Launch-Argument Address-Space Mismatch
%local = alloca i32, addrspace(0)
call void @llvm.nvvm.launch(ptr @child_kernel, ptr %local)
The gpu.launch_func operand is a pointer to an alloca in the generic address space — the parent thread's local storage. Upstream LLVM's verifier accepts the call: the argument is a well-formed pointer, the launch intrinsic signature accepts a generic-AS pointer, and the def-use chain is consistent. The child grid runs in a different address-space frame, however, and a generic or local-AS pointer the parent passed is undefined to dereference from the child. The NVVM verifier walks each launch call's operand list, resolves the address space of every pointer-typed argument, and emits:
A pointer to local memory or memory in 'addrspace(0)' has been used as a launch argument. Dereferencing this within the launch is undefined
The closely related diagnostic for the launch target itself fires when the launched function is not marked as a kernel:
a function that is not __global__ cannot be launched
Upstream LLVM has no notion of NVPTX address-space rules or of the nvvm.kernel predicate. Both diagnostics surface only here.
Kernel-Required Metadata Missing on Launchable Function
define void @child(...) { ; missing nvvm.kernel marker
...
}
%launched = call ... @llvm.nvvm.launch(ptr @child, ...)
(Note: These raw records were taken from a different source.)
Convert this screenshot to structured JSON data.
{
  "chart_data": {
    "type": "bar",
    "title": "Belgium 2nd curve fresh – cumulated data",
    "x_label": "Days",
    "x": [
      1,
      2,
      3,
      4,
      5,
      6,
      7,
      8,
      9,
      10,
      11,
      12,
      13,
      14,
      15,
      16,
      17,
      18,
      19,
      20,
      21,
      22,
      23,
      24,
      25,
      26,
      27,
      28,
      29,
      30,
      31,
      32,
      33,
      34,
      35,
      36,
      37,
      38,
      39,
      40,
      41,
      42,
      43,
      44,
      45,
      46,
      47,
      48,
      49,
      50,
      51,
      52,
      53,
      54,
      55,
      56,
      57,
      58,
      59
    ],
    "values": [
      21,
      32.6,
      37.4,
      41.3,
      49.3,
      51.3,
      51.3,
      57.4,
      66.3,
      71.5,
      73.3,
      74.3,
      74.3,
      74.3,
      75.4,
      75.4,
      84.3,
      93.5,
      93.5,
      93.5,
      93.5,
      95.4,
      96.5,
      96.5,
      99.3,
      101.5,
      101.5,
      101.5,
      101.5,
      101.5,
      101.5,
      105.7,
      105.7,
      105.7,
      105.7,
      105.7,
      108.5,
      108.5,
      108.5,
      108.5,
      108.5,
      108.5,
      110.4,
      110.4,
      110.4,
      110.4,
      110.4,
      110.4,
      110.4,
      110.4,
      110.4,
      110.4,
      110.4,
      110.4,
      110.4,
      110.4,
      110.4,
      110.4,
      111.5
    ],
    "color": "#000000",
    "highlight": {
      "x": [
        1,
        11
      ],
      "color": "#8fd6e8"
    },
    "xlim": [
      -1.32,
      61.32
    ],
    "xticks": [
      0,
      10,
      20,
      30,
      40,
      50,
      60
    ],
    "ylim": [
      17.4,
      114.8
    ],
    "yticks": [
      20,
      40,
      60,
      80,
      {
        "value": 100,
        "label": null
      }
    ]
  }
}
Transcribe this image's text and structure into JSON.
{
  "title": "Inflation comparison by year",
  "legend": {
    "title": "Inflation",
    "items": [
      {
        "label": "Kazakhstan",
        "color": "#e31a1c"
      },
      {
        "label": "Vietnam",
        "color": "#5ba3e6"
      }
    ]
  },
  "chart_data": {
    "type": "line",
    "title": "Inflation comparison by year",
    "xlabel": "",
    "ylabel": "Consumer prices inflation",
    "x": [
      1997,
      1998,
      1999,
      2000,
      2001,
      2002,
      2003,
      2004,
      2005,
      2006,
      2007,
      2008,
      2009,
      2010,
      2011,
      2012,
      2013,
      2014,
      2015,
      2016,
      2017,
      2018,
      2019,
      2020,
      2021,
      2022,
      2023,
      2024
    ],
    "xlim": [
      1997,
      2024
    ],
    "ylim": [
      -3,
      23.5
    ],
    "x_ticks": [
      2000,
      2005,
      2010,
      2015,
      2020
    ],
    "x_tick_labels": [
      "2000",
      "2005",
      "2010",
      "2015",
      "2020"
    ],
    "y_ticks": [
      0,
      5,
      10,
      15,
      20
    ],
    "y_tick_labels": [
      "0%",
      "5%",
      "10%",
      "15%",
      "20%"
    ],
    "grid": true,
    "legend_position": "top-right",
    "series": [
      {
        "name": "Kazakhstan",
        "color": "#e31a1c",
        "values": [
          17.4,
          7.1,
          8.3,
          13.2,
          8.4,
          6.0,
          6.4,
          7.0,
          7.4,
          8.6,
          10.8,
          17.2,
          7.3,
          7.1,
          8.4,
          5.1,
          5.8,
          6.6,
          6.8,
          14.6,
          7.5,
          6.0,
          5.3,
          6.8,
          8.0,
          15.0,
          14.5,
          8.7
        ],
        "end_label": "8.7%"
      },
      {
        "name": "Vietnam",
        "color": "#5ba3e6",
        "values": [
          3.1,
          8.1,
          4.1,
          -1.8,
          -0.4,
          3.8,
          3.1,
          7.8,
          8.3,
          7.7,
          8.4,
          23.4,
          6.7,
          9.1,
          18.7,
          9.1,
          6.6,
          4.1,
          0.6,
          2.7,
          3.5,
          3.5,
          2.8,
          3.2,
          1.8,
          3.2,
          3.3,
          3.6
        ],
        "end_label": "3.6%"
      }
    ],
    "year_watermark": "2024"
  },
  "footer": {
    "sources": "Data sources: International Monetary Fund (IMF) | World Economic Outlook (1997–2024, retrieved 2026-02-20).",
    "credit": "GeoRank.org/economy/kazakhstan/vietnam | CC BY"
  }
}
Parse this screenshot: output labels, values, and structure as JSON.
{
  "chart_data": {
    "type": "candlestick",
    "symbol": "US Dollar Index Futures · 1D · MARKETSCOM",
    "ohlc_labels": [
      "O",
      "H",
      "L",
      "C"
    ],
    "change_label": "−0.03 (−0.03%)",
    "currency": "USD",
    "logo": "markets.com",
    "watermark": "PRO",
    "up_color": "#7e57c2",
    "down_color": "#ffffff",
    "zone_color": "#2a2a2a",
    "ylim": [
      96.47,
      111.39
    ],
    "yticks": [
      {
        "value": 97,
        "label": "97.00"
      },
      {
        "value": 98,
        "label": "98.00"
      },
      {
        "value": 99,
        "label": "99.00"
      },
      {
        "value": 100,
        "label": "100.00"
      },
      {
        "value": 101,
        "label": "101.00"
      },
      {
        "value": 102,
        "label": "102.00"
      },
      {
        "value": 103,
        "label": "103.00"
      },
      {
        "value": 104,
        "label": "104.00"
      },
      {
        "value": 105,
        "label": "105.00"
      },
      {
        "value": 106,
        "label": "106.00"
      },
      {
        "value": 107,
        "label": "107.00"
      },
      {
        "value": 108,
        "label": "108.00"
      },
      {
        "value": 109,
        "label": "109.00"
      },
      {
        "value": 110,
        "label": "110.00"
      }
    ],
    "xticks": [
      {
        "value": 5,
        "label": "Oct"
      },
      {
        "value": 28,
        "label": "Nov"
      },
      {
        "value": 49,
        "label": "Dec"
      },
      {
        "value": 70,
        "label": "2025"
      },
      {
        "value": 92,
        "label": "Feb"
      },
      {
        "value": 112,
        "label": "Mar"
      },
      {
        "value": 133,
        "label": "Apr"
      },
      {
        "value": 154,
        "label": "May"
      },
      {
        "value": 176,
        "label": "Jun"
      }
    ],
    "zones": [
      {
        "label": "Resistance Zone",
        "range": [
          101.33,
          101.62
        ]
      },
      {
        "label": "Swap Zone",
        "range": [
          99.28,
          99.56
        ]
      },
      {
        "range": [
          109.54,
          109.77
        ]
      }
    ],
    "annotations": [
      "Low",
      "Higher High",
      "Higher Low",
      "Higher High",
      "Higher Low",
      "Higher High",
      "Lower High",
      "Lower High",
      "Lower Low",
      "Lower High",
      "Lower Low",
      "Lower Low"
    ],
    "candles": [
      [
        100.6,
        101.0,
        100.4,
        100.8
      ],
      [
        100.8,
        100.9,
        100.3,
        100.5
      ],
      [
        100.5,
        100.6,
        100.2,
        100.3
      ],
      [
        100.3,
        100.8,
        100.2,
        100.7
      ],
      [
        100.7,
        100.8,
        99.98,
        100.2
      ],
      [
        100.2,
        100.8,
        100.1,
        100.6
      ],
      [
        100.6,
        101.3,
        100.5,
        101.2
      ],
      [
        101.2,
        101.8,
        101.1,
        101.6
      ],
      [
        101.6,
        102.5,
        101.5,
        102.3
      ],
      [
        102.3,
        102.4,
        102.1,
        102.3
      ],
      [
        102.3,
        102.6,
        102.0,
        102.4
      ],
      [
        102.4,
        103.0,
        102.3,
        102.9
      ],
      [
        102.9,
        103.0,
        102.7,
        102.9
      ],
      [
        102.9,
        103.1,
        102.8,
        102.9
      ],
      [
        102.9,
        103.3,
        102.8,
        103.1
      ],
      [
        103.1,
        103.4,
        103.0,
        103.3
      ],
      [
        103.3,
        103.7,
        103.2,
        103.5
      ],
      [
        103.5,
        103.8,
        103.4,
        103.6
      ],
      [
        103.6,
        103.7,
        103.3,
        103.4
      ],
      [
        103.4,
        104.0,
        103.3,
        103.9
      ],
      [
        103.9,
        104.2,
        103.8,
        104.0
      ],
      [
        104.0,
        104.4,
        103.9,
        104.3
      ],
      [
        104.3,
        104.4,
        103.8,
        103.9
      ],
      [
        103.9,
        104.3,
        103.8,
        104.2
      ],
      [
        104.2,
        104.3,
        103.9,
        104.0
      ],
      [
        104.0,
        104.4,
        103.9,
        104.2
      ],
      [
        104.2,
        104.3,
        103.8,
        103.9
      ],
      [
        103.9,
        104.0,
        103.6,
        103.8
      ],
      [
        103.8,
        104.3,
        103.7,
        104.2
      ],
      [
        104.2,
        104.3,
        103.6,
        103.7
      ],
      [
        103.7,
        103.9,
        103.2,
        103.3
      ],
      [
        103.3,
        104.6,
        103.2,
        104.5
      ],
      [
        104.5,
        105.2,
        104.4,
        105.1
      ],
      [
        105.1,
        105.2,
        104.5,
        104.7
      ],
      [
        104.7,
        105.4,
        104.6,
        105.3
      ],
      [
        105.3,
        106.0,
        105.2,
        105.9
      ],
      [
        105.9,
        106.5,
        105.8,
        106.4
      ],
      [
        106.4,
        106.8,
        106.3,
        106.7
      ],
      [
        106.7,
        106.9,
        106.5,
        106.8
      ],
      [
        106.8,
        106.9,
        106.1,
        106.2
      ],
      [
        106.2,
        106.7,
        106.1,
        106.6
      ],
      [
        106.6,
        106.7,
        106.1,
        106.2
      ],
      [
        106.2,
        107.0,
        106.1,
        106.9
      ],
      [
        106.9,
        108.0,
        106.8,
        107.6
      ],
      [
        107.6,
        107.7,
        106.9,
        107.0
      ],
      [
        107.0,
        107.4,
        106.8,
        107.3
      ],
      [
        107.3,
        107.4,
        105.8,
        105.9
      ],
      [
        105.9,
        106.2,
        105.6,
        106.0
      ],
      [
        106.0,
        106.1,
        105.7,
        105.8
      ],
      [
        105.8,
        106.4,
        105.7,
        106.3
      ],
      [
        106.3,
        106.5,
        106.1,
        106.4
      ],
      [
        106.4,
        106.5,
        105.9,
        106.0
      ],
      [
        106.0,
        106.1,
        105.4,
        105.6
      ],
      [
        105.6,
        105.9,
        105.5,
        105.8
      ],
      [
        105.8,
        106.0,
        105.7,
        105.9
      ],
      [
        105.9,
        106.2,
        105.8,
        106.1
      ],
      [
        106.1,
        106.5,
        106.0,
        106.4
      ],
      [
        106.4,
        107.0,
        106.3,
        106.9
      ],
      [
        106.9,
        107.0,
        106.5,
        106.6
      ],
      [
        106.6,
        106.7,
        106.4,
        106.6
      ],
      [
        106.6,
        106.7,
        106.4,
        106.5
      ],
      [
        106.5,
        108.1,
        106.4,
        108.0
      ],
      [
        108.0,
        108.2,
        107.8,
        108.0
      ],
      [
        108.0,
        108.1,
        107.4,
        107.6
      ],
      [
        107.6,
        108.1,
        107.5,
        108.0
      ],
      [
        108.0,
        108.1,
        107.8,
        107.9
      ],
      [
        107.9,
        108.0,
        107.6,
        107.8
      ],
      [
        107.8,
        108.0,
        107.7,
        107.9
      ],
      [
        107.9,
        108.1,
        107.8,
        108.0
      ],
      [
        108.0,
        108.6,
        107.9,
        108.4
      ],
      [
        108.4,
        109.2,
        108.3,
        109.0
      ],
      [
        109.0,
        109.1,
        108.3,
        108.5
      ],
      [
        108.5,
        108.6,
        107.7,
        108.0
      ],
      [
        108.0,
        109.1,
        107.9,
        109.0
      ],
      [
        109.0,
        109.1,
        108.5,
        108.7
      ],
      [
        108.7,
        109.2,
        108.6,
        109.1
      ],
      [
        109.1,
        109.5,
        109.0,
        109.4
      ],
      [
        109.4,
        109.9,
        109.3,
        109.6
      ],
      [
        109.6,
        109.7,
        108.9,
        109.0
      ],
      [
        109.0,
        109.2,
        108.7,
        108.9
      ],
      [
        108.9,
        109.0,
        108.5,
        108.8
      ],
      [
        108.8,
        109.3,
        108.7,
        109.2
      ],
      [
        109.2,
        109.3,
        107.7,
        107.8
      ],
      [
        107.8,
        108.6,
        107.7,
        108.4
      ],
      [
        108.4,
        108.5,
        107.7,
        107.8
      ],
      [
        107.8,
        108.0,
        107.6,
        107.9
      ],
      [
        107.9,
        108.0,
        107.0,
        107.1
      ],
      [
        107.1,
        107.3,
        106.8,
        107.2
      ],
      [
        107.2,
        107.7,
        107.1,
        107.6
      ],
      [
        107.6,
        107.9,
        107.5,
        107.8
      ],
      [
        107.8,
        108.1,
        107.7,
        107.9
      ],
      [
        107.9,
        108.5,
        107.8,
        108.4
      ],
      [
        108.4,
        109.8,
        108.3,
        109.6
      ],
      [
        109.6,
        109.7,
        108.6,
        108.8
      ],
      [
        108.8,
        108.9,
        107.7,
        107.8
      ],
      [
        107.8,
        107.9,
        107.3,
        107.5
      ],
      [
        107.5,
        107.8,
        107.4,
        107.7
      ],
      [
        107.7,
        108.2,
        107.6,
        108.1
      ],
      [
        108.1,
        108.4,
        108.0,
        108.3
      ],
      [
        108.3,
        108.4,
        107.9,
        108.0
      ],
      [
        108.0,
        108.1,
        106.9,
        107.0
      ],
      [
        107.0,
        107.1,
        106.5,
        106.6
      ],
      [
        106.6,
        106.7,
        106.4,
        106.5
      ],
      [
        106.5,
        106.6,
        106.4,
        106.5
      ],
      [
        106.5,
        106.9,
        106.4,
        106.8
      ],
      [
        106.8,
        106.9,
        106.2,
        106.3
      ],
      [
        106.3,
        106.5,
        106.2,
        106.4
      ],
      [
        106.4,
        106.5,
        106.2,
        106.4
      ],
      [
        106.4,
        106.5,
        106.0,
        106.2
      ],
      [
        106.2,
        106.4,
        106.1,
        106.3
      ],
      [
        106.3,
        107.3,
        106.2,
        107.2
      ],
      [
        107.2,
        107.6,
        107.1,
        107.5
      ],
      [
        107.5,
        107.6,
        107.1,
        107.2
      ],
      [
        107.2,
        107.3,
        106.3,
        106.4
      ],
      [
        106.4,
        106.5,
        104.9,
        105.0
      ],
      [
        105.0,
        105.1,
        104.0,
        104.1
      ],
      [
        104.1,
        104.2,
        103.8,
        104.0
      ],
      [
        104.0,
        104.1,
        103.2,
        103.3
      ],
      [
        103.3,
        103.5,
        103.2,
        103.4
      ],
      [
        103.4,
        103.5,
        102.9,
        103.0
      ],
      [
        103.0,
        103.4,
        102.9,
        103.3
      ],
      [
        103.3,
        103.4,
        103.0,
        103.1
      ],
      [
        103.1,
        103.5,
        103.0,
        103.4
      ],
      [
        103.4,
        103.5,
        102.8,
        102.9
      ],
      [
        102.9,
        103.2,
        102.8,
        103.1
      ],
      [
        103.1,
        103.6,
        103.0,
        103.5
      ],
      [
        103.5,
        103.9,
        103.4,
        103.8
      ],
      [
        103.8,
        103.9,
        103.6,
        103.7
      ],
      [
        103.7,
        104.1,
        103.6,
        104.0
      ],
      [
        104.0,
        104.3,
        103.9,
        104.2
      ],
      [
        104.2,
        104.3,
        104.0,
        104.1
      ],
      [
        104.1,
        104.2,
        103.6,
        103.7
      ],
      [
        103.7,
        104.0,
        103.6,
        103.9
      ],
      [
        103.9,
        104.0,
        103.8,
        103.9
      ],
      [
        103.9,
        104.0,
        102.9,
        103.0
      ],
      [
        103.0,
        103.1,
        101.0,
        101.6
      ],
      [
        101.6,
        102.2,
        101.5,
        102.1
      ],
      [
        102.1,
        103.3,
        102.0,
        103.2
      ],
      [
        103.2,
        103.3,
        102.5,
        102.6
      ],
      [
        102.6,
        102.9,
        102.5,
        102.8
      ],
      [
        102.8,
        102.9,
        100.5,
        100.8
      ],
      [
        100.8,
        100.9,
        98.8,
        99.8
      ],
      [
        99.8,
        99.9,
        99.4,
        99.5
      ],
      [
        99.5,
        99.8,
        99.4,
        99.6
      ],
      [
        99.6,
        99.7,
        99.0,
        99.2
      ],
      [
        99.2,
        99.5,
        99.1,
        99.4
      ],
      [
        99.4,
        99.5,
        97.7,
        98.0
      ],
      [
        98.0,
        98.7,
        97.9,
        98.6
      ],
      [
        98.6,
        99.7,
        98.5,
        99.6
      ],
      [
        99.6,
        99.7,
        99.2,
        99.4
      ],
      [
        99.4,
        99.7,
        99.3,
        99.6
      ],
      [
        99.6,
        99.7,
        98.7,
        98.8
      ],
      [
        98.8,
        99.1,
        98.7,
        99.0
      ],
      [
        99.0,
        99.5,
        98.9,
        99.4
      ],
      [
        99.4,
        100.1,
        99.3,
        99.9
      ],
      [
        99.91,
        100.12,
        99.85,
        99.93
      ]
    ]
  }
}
Upstream LLVM accepts both definitions and the call. The NVVM verifier walks every gpu.launch_func site, follows the called-symbol operand to its definition, and consults the isKernelFunction predicate documented in Kernel Identity. A function the launch reaches that does not satisfy the predicate fails the launch-target check above. The diagnostic carries the call-site location so the user can locate the missing __global__ declaration in the source.
Driver
The driver is a thin loop over the module. It selects kernels using the canonical isKernelFunction predicate (see Kernel Identity) and dispatches to the two checkers:
void run_nvvm_ir_verifier(Module *module, TargetInfo *target) {
for (Function &fn : *module) {
if (!is_nvvm_kernel(fn)) continue;
check_parameter_space(fn, target); // sizer + ceiling
check_launch_arguments(fn); // address-space check
}
}
Any failed check calls signalPassFailure() directly.
Cross-References
LowerStructArgs Rewrite Shape is what leaves the parameter list this pass sizes. Kernel Identity defines the isKernelFunction predicate the driver consults. The NVPTX Backend Passes Overview shows where the verifier sits in the cluster pipeline.